İNCELEME VE GEREKÇE Dava, kredi alacağının tahsili için başlatılan takibe vaki itirazın İİK 67 maddesi uyarınca iptali istemine ilişkindir. Mahkemece yazılı gerekçe ile icra takibinin yetkisizliği nedeniyle dava şartı yokluğundan davanın usulden reddine karar verilmiş, karara karşı davacı vekilince istinaf başvurusunda bulunulmuştur.İstinaf incelemesi HMK 355 maddesi uyarınca istinaf başvuru nedenleri ve kamu düzenine aykırılık yönüyle sınırlı olarak yapılmıştır. 6100 sayılı HMK’nın “yetki sözleşmesi” başlığını taşıyan 17. maddesinde “Tacirler veya kamu tüzel kişileri, aralarında doğmuş veya doğabilecek bir uyuşmazlık hakkında, bir veya birden fazla mahkemeyi sözleşmeyle yetkili kılabilirler. Taraflarca aksi kararlaştırılmadıkça dava sadece sözleşmeyle belirlenen bu mahkemelerde açılır.” hükmü yer almaktadır. HMK’nın 18/2. maddesinin ” Yetki sözleşmesinin geçerli olabilmesi için yazılı olarak yapılması, uyuşmazlığın kaynaklandığı hukuki ilişkinin belirli veya belirlenebilir olması ve yetkili kılınan mahkeme veya mahkemelerin gösterilmesi şarttır. ” hükmünden de açıkça anlaşılabileceği üzere yetki anlaşmasıyla yetkilendirilen mahkemelerin HMK’nın 17. ve 18. maddelerindeki düzenlemeye paralel olarak “belirli” olması şarttır. Seçilen mahkemenin belirli olduğunun kabulü için de yetkili kılınan mahkemeler ismen zikredilmiş bulunmalıdır.

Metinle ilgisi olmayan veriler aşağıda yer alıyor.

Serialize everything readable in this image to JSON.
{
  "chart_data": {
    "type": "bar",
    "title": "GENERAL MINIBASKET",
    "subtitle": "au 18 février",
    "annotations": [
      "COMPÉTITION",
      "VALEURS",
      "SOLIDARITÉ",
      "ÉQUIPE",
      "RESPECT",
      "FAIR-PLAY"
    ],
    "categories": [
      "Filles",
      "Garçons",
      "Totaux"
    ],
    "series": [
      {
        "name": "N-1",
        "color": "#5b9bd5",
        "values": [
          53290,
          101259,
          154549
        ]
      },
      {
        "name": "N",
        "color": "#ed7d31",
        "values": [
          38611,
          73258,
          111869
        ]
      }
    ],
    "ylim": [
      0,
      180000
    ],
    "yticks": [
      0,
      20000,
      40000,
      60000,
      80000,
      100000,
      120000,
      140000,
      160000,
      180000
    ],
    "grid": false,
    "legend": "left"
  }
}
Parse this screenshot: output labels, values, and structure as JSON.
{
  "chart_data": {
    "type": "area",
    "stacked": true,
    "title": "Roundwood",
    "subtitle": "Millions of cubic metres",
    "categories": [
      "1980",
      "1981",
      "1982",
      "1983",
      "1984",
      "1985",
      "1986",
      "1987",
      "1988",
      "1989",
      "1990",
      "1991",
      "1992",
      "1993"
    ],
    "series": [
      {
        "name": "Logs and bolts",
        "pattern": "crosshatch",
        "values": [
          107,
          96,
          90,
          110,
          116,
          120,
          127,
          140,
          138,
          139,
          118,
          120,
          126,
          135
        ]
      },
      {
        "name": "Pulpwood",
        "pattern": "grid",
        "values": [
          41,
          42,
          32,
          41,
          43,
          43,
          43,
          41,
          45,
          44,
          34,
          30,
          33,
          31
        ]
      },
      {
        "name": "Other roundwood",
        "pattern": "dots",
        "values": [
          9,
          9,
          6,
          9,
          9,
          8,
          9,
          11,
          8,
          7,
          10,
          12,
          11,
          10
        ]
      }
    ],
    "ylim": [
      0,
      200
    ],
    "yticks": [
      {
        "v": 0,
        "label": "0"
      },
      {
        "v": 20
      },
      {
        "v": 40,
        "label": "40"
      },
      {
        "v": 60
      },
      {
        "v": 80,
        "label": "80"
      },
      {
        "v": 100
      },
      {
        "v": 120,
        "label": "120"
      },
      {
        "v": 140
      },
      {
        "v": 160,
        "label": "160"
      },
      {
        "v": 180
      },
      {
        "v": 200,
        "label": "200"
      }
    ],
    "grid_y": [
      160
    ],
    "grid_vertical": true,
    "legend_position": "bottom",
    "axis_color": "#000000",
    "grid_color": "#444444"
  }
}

Bu itibarla, mahkemece sözleşmede yetki şartını düzenleyen 6.2 maddesindeki yetki sözleşmesi geçersiz olduğundan verilen karar isabetli olup, aksi yöndeki davacı vekilinin istinaf başvurusunun HMK 353/1-b1 maddesi uyarınca esastan reddine dair aşağıdaki şekilde karar verilmiştir.
HÜKÜM:Gerekçesi yukarıda açıklandığı üzere; 1-HMK’nın 353/1.b.1. maddesi uyarınca davacı vekilinin istinaf başvurusunun esastan reddine, 2-Davacı tarafından yatırılan harçların hazineye irad kaydına, 3-Davacı tarafından istinaf kanun yoluna başvuru için yapılan masrafların kendi üzerinde bırakılmasına, 4-Gerekçeli kararın ilk derece mahkemesince taraflara tebliğine, 5-Dosyanın, kararı veren ilk derece mahkemesine gönderilmesine dair; HMK’nın 353/1.b.1. maddesi uyarınca dosya üzerinde yapılan inceleme sonucunda, oybirliğiyle ve kesin olarak karar verildi. 19/11/2020
KANUN YOLU: HMK’nın 362/1.a maddesi uyarınca, dava konusunun değerine göre karar kesindir.